The green dog sensed it should probably stay away from the man, but it could not. It was drawn to the man by forces as basic and compelling as its need to eat and get rid of what it had eaten, both as pleasurable as they were necessary. So one night it showed up at the man’s back door after the day went dark, and sang the universal sadness that even the man could understand. The man brought a bowl of something to the back door and laid it down for the green dog to eat, and the green dog ate what was in the bowl without bothering to smell it first, because it trusted the man it used to be.
And so the green dog came to feed each night at the house of the man it had been when it moved upright through the world. Although the food the man served was edible, something was not quite right about it. Sometimes the man cooked the food with the paper still wrapped around it; the dog ate the burned paper, too, which tasted quite good. Sometimes the man didn’t cook the food at all, which was fine with the green dog, even though it somehow knew this wasn’t so fine as far as the man was concerned.
Finally one night the dog came for supper and the man came to the back door without a bowl in his hand. The man opened the screen door and held it as the green dog readily trotted inside. “Here,” the man said, gesturing around the kitchen. For a moment the dog was confused, thinking it must be daylight again and this a garbage heap—it had that very smell, that very appearance. The dog looked up at the man. “Don’t look so stupid!” the man shouted. “Help yourself!” And after a brief, sad and nervous time, the dog did what the man said.
The man himself ate very little in the days that followed. Sometimes he would sit down on the floor with the dog and put a plate no cleaner than the dog’s bowl on the floor in front of him. Sometimes he would stick his fingers into the food, bring them into his mouth and suck on them loudly. The dog was hungry even though all it really wanted to do was watch the man.
But most of the time the man did not eat. Most of the time the man stared at the food, and spoke words at the food, but did not eat the food. Out of respect the dog held back from its own food as long as it could, but eventually of course it ate because it had the honesty of a dog, which compels it to eat when it is hungry, to rest when it is tired, to bark and to howl and to make any noise possible with its particular vocal chords when it feels whatever it is destined to feel. And to ignore what it sees in the mirror.

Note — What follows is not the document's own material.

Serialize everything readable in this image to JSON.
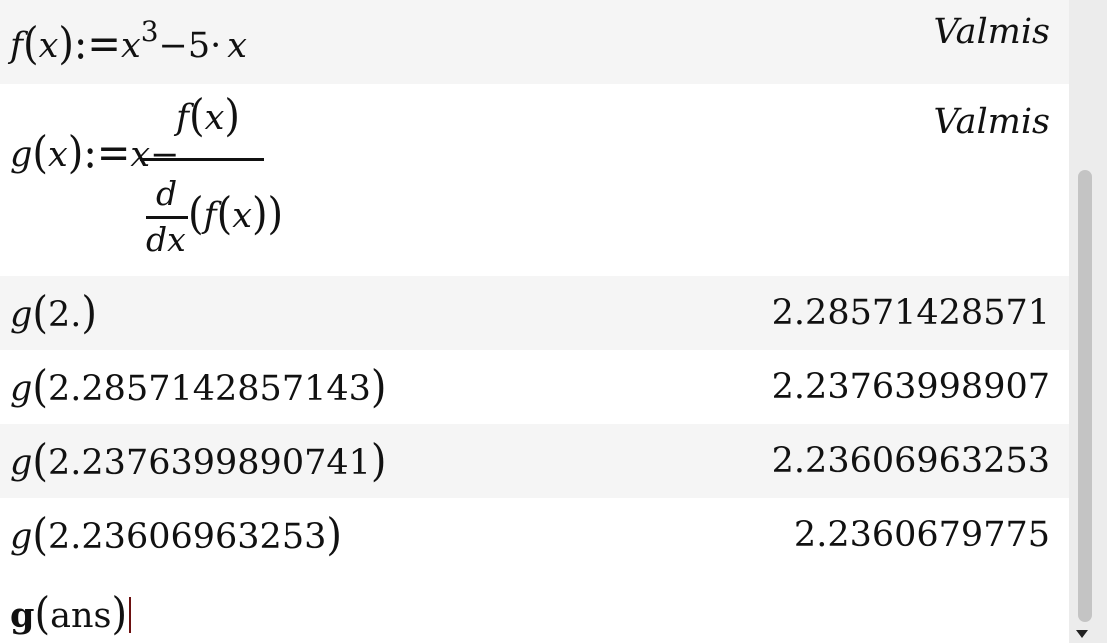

The man, on the other hand, had lied so long to himself and to others he could no longer tell if he was tired or hungry or in some sad and lonely state with the best part of him residing in this ugly green dog of the solitary testicle.
Eventually the man fell ill. The green dog had been expecting this, because even a dog understands that everything must eat in order to live, just as it must breathe and drink and move through the world with others of its kind. These are things that even a green dog knows.